Guide for gamma spectrometry measurement of radioactive waste
|Publication Date:||15 December 2015|
|ICS Code (Fissile materials and nuclear fuel technology):||27.120.30|
|ICS Code (Radiation measurements):||17.240|
This International Standard is applicable to gamma radiation measurements on radioactive waste.
Radioactive waste can be found in different forms and exhibit a wide range of characteristics, including the following:
raw or unconditioned waste, including process waste (filters, resins, control rods, scrap, etc.) and waste from dismantling or decommissioning;
- conditioned waste in various forms and matrices (bitumen, cement, hydraulic binder, etc.);
- very low level (VLLW), low level (LLW), intermediate level (ILW) and high level radioactive waste (HLW);
- different package shapes: cylinders, cubes, parallelepipeds, etc.
Guidance is provided in respect of implementation, calibration, and quality control. The diversity of applications and system realizations (ranging from research to industrial systems, from very low level to high level radioactive waste, from small to large volume packages with different shapes, with different performance requirements and allowable measuring time) renders it impossible to provide specific guidance for all instances; the objective of this International Standard is, therefore, to establish a set of guiding principles.
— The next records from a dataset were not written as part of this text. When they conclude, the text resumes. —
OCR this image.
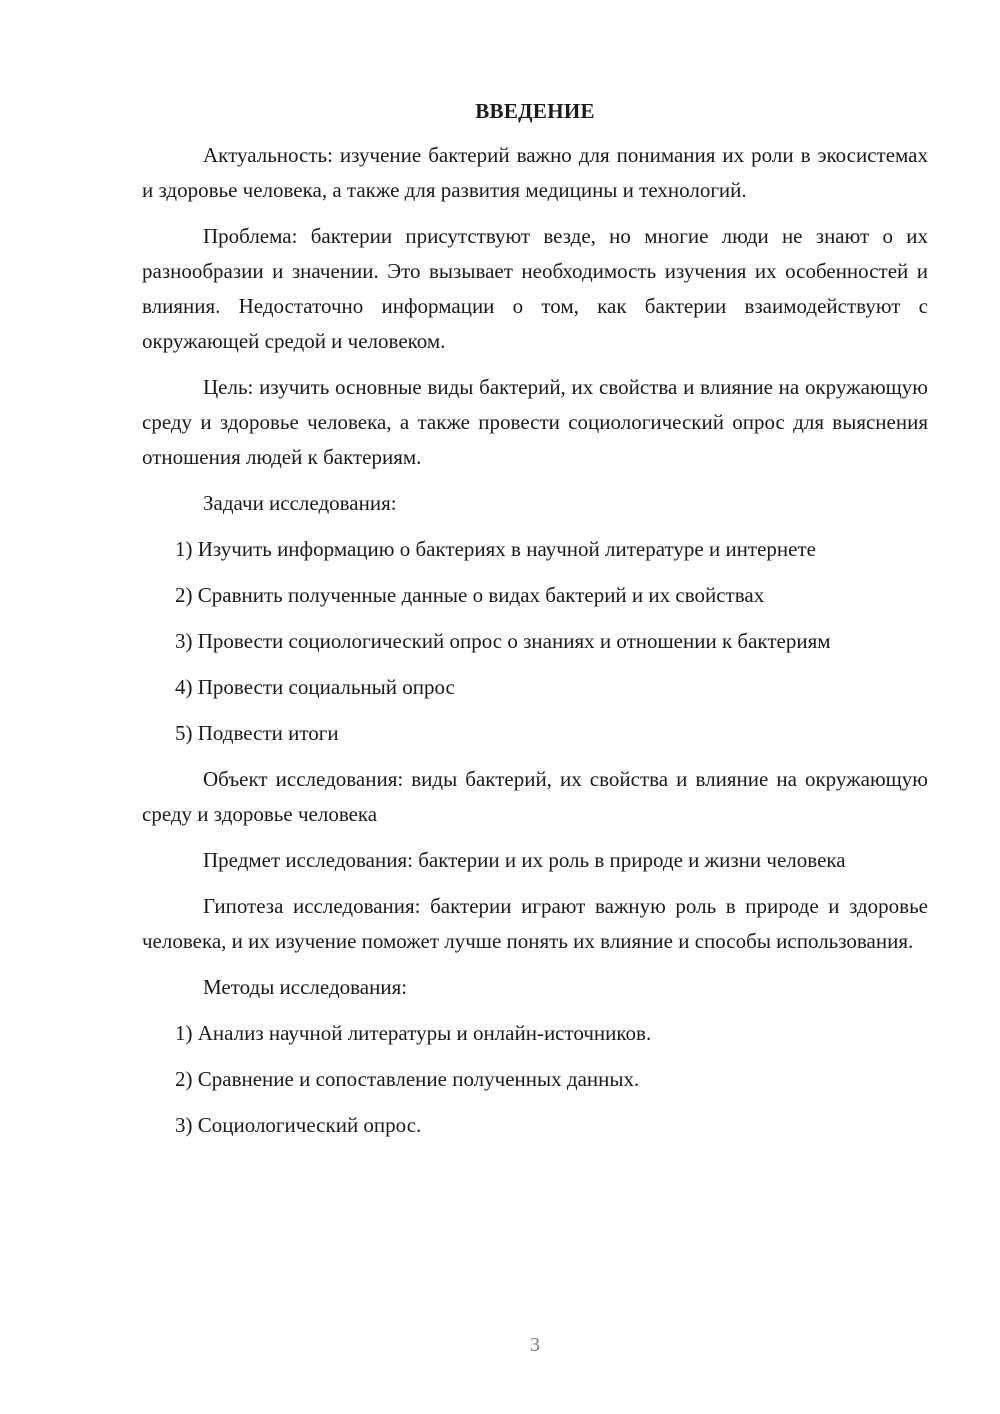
ВВЕДЕНИЕ

Актуальность: изучение бактерий важно для понимания их роли в экосистемах и здоровье человека, а также для развития медицины и технологий.

Проблема: бактерии присутствуют везде, но многие люди не знают о их разнообразии и значении. Это вызывает необходимость изучения их особенностей и влияния. Недостаточно информации о том, как бактерии взаимодействуют с окружающей средой и человеком.

Цель: изучить основные виды бактерий, их свойства и влияние на окружающую среду и здоровье человека, а также провести социологический опрос для выяснения отношения людей к бактериям.

Задачи исследования:

1) Изучить информацию о бактериях в научной литературе и интернете

2) Сравнить полученные данные о видах бактерий и их свойствах

3) Провести социологический опрос о знаниях и отношении к бактериям

4) Провести социальный опрос

5) Подвести итоги

Объект исследования: виды бактерий, их свойства и влияние на окружающую среду и здоровье человека

Предмет исследования: бактерии и их роль в природе и жизни человека

Гипотеза исследования: бактерии играют важную роль в природе и здоровье человека, и их изучение поможет лучше понять их влияние и способы использования.

Методы исследования:

1) Анализ научной литературы и онлайн-источников.

2) Сравнение и сопоставление полученных данных.

3) Социологический опрос.

3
Ultimately, implementation is to be performed by suitably qualified and experienced persons and based on a thorough understanding of the influencing factors, contributing variables and performance requirements of the specific measurement application.
This International Standard assumes that the need for the provision of such a system will have been adequately considered and that its application and performance requirements will have been adequately defined through the use of a structured requirements capture process, such as data quality objectives (DQO).
It is noted that, while outside the scope of this International Standard, many of the principles, measurement methods, and recommended practices discussed here are also equally applicable to gamma measurements of items other than radioactive waste (e.g. bulk food, water, free-standing piles of materials) or to measurements made on radioactive materials contained within non-traditional packages (e.g. in transport containers).